Click. He did it again.
“Johnny, stop it! I don’t want to do this.”
Click.
“Come on, Johnny. What about Frankie?”
“You want to talk to me about Frankie? Go ahead. I’d like to hear what you have to say on that subject.”
“Okay. I hear you. I’ve behaved badly. Just untie me. C’mon, Johnny. Come on!”
Click.
“Johnny, let me go!”
Click.
A sickening clarity dawned on her that she had gotten in over her head. She had seen him as a kindred spirit, but he wasn’t like her at all. There was a cruelty to him that only now she recognized. “Please, Johnny. I’m saying please.”
“Oh, I like that, little girl. I like a girl who begs.”
Click. He did it again.
Annie thrashed around in the bed until her nausea got the best of her.
“Imagine you’re a butterfly,” he said chillingly. “And I’ve pinned you to the board. You’d best settle down or you might rip your
wings.”
Awareness of her own impotence grew. She had never had any real power at all. Not now, not then, not ever. What was the point in fighting it? There was nothing to do but surrender.
Johnny took her picture over and over again. Ten in all, until the Polaroid ran out of film. She watched him as he studied the photos under the lamp on the desk.
“You’re photogenic, little girl.”
“Fuck you, Johnny.”
“No more tonight, baby. I’m tired.”
Johnny collected the pictures and placed them into a clean white envelope. He sealed it and opened the drawer of his desk. He placed the envelope inside and shut it firmly, with a little snap.
“Now, come on, little girl,” he said as he untied her. “Go home. I need some sleep.”
Annie reached up and slapped Johnny as hard as she possibly could. He laughed a little, touched his cheek, then he hauled off and slapped her back. “Get out of my house,” he said. “The sight of you makes me sick.”
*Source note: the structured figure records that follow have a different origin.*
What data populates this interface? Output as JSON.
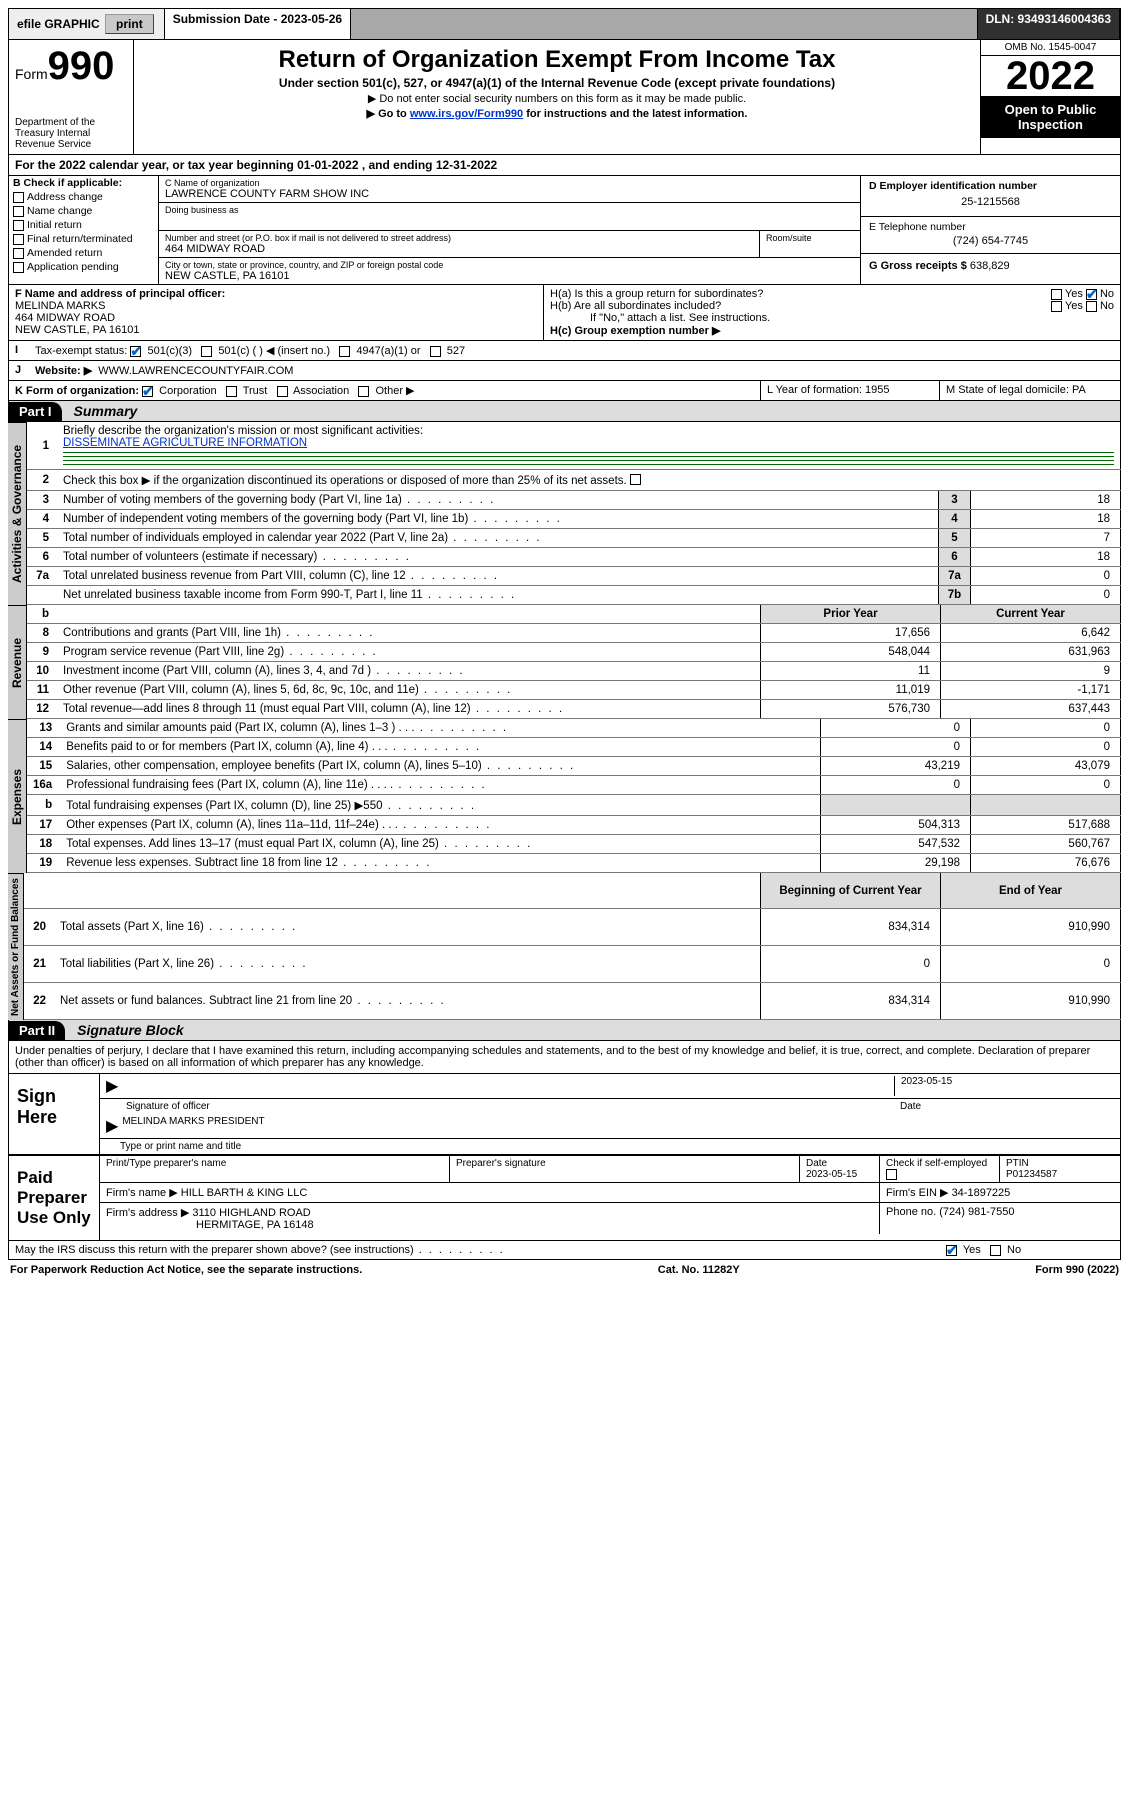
{
  "topbar": {
    "efile": "efile GRAPHIC",
    "print": "print",
    "sub_label": "Submission Date - 2023-05-26",
    "dln": "DLN: 93493146004363"
  },
  "header": {
    "form_prefix": "Form",
    "form_number": "990",
    "title": "Return of Organization Exempt From Income Tax",
    "subtitle": "Under section 501(c), 527, or 4947(a)(1) of the Internal Revenue Code (except private foundations)",
    "note1": "▶ Do not enter social security numbers on this form as it may be made public.",
    "note2_a": "▶ Go to ",
    "note2_link": "www.irs.gov/Form990",
    "note2_b": " for instructions and the latest information.",
    "dept": "Department of the Treasury Internal Revenue Service",
    "omb": "OMB No. 1545-0047",
    "year": "2022",
    "open": "Open to Public Inspection"
  },
  "sectionA": {
    "line": "For the 2022 calendar year, or tax year beginning 01-01-2022    , and ending 12-31-2022"
  },
  "B": {
    "title": "B Check if applicable:",
    "opts": [
      "Address change",
      "Name change",
      "Initial return",
      "Final return/terminated",
      "Amended return",
      "Application pending"
    ]
  },
  "C": {
    "label_name": "C Name of organization",
    "name": "LAWRENCE COUNTY FARM SHOW INC",
    "dba_label": "Doing business as",
    "addr_label": "Number and street (or P.O. box if mail is not delivered to street address)",
    "room_label": "Room/suite",
    "addr": "464 MIDWAY ROAD",
    "city_label": "City or town, state or province, country, and ZIP or foreign postal code",
    "city": "NEW CASTLE, PA  16101"
  },
  "D": {
    "label": "D Employer identification number",
    "value": "25-1215568"
  },
  "E": {
    "label": "E Telephone number",
    "value": "(724) 654-7745"
  },
  "G": {
    "label": "G Gross receipts $",
    "value": "638,829"
  },
  "F": {
    "label": "F  Name and address of principal officer:",
    "name": "MELINDA MARKS",
    "addr1": "464 MIDWAY ROAD",
    "addr2": "NEW CASTLE, PA  16101"
  },
  "H": {
    "a": "H(a)  Is this a group return for subordinates?",
    "b": "H(b)  Are all subordinates included?",
    "note": "If \"No,\" attach a list. See instructions.",
    "c": "H(c)  Group exemption number ▶",
    "yes": "Yes",
    "no": "No"
  },
  "I": {
    "label": "Tax-exempt status:",
    "o1": "501(c)(3)",
    "o2": "501(c) (  ) ◀ (insert no.)",
    "o3": "4947(a)(1) or",
    "o4": "527"
  },
  "J": {
    "label": "Website: ▶",
    "value": "WWW.LAWRENCECOUNTYFAIR.COM"
  },
  "K": {
    "label": "K Form of organization:",
    "o1": "Corporation",
    "o2": "Trust",
    "o3": "Association",
    "o4": "Other ▶"
  },
  "L": {
    "label": "L Year of formation: 1955"
  },
  "M": {
    "label": "M State of legal domicile: PA"
  },
  "part1": {
    "hdr": "Part I",
    "title": "Summary"
  },
  "p1": {
    "l1": "Briefly describe the organization's mission or most significant activities:",
    "l1v": "DISSEMINATE AGRICULTURE INFORMATION",
    "l2": "Check this box ▶       if the organization discontinued its operations or disposed of more than 25% of its net assets.",
    "rows_gov": [
      {
        "n": "3",
        "t": "Number of voting members of the governing body (Part VI, line 1a)",
        "box": "3",
        "v": "18"
      },
      {
        "n": "4",
        "t": "Number of independent voting members of the governing body (Part VI, line 1b)",
        "box": "4",
        "v": "18"
      },
      {
        "n": "5",
        "t": "Total number of individuals employed in calendar year 2022 (Part V, line 2a)",
        "box": "5",
        "v": "7"
      },
      {
        "n": "6",
        "t": "Total number of volunteers (estimate if necessary)",
        "box": "6",
        "v": "18"
      },
      {
        "n": "7a",
        "t": "Total unrelated business revenue from Part VIII, column (C), line 12",
        "box": "7a",
        "v": "0"
      },
      {
        "n": "",
        "t": "Net unrelated business taxable income from Form 990-T, Part I, line 11",
        "box": "7b",
        "v": "0"
      }
    ],
    "col_b": "b",
    "hdr_prior": "Prior Year",
    "hdr_curr": "Current Year",
    "rows_rev": [
      {
        "n": "8",
        "t": "Contributions and grants (Part VIII, line 1h)",
        "p": "17,656",
        "c": "6,642"
      },
      {
        "n": "9",
        "t": "Program service revenue (Part VIII, line 2g)",
        "p": "548,044",
        "c": "631,963"
      },
      {
        "n": "10",
        "t": "Investment income (Part VIII, column (A), lines 3, 4, and 7d )",
        "p": "11",
        "c": "9"
      },
      {
        "n": "11",
        "t": "Other revenue (Part VIII, column (A), lines 5, 6d, 8c, 9c, 10c, and 11e)",
        "p": "11,019",
        "c": "-1,171"
      },
      {
        "n": "12",
        "t": "Total revenue—add lines 8 through 11 (must equal Part VIII, column (A), line 12)",
        "p": "576,730",
        "c": "637,443"
      }
    ],
    "rows_exp": [
      {
        "n": "13",
        "t": "Grants and similar amounts paid (Part IX, column (A), lines 1–3 )   .   .   .",
        "p": "0",
        "c": "0"
      },
      {
        "n": "14",
        "t": "Benefits paid to or for members (Part IX, column (A), line 4)  .   .   .",
        "p": "0",
        "c": "0"
      },
      {
        "n": "15",
        "t": "Salaries, other compensation, employee benefits (Part IX, column (A), lines 5–10)",
        "p": "43,219",
        "c": "43,079"
      },
      {
        "n": "16a",
        "t": "Professional fundraising fees (Part IX, column (A), line 11e)   .   .   .   .",
        "p": "0",
        "c": "0"
      },
      {
        "n": "b",
        "t": "Total fundraising expenses (Part IX, column (D), line 25) ▶550",
        "p": "",
        "c": ""
      },
      {
        "n": "17",
        "t": "Other expenses (Part IX, column (A), lines 11a–11d, 11f–24e)   .   .   .",
        "p": "504,313",
        "c": "517,688"
      },
      {
        "n": "18",
        "t": "Total expenses. Add lines 13–17 (must equal Part IX, column (A), line 25)",
        "p": "547,532",
        "c": "560,767"
      },
      {
        "n": "19",
        "t": "Revenue less expenses. Subtract line 18 from line 12",
        "p": "29,198",
        "c": "76,676"
      }
    ],
    "hdr_beg": "Beginning of Current Year",
    "hdr_end": "End of Year",
    "rows_net": [
      {
        "n": "20",
        "t": "Total assets (Part X, line 16)",
        "p": "834,314",
        "c": "910,990"
      },
      {
        "n": "21",
        "t": "Total liabilities (Part X, line 26)",
        "p": "0",
        "c": "0"
      },
      {
        "n": "22",
        "t": "Net assets or fund balances. Subtract line 21 from line 20",
        "p": "834,314",
        "c": "910,990"
      }
    ]
  },
  "tabs": {
    "gov": "Activities & Governance",
    "rev": "Revenue",
    "exp": "Expenses",
    "net": "Net Assets or Fund Balances"
  },
  "part2": {
    "hdr": "Part II",
    "title": "Signature Block"
  },
  "p2": {
    "decl": "Under penalties of perjury, I declare that I have examined this return, including accompanying schedules and statements, and to the best of my knowledge and belief, it is true, correct, and complete. Declaration of preparer (other than officer) is based on all information of which preparer has any knowledge.",
    "sign_here": "Sign Here",
    "sig_officer": "Signature of officer",
    "sig_date": "2023-05-15",
    "date_label": "Date",
    "officer": "MELINDA MARKS  PRESIDENT",
    "type_name": "Type or print name and title",
    "paid": "Paid Preparer Use Only",
    "col_prep": "Print/Type preparer's name",
    "col_sig": "Preparer's signature",
    "col_date": "Date",
    "date2": "2023-05-15",
    "check": "Check        if self-employed",
    "ptin_l": "PTIN",
    "ptin": "P01234587",
    "firm_name_l": "Firm's name    ▶",
    "firm_name": "HILL BARTH & KING LLC",
    "firm_ein_l": "Firm's EIN ▶",
    "firm_ein": "34-1897225",
    "firm_addr_l": "Firm's address ▶",
    "firm_addr1": "3110 HIGHLAND ROAD",
    "firm_addr2": "HERMITAGE, PA  16148",
    "phone_l": "Phone no.",
    "phone": "(724) 981-7550",
    "may": "May the IRS discuss this return with the preparer shown above? (see instructions)",
    "yes": "Yes",
    "no": "No"
  },
  "footer": {
    "left": "For Paperwork Reduction Act Notice, see the separate instructions.",
    "mid": "Cat. No. 11282Y",
    "right": "Form 990 (2022)"
  }
}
She squeezed her eyes tightly to stop any semblance of tears. She would not cry in front of him. Tentatively, she rose from the bed. But, she was at a loss for how to proceed. She scanned the room for her clothes. Surely, she would not need to ask for Johnny’s help.
Finally, she saw her pile of clothing discarded on the floor. She grabbed what she could and ran, the front door slamming behind her.
She stood naked in the early dawn on Johnny’s front porch, scrambling to get into her dress. She hadn’t even collected her shoes.
A bilious rage rose up Annie’s legs, then saturated her middle, seeping from her abdomen to suffuse her chest, and blew out the top of her head. She was so mad right now that she could do anything. Truly anything.
She hated Johnny Buscemi more than she hated anyone she had ever met.
With the exception of herself.
40
Wednesday, August 13, 2014
Boston
“Mrs. Ford. Mr. Ford.” DelVecchio is at the door of the little room. “Follow me, please.”
Down the hall they all troop to the original room in which they had met earlier. Provenzano sits waiting, but Sherry has disappeared.